辿り着いた結論がそれかよ!まずいい加減幼馴染と縁を切るって最短かつ簡単な方法に気づけ!言いたかったけど声にならない。嗚咽を漏らさないようにするだけで精一杯だった。ばかじゃねえの、ほんと。ばかだ。…そんなんだから好きになるのに。俺にそんな資格ないってわかってて、俺はお前を不幸にするってわかってて、好きになってしまうのに。

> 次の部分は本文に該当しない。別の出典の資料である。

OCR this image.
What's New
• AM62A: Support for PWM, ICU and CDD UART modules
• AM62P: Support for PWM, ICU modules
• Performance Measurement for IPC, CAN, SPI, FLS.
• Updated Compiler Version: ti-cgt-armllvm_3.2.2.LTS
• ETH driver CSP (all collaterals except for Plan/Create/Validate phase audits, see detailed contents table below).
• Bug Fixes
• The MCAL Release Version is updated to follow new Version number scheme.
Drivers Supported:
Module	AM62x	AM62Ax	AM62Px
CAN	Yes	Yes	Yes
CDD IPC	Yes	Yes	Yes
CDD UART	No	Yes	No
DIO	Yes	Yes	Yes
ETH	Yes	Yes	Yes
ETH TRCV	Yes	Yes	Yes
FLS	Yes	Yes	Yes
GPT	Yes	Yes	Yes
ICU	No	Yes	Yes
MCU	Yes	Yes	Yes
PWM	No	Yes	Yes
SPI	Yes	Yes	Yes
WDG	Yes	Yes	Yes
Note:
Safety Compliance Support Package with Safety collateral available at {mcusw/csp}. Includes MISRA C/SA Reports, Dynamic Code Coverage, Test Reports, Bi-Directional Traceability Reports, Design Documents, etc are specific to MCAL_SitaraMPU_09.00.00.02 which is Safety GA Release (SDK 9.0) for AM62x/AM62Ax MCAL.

「でさ、どうなん。俺のプロポーズは」 「…プロポーズだったのかよ」
「指輪はちょっと待ってください」
「…やっぱ、おまえバカだわ」

立っていられないくらいボロボロ泣いている俺の背中を、ぽんぽんとあいつが叩く。お前はほんと、お人よしすぎんだよ。ばか。

「…だめだ」
「やっぱ指輪なきゃだめ?」
「そうじゃなくて!」

涙が喉に詰まってまともに声が出せない。なんでこんなばかなんだろうこいつ。俺に、ほかでもないこの俺に、こいつの可能性ってやつを全部潰させる気だなんて。覚えてないのかな、こいつ。高校の進路希望調査に思いっきりマッキーでヒーローになるなんて書いて職員室に呼び出されて、わりとくわしい計画表を提出して認められちゃったくらいに色んな可能性のあるこいつの未来は、俺にとって何があっても守るべきものだった。俺の希望はこいつだったから。

俺はこいつを不幸にしちゃいけない。こいつを守れない俺が、こいつと一緒にいちゃいけない。それは俺の胸に根強く根付く思いだった。こいつのことが大事だから、だからこそあの女が生きている限り、俺はこいつといっしょにはいられない。…いちゃいけないんだ。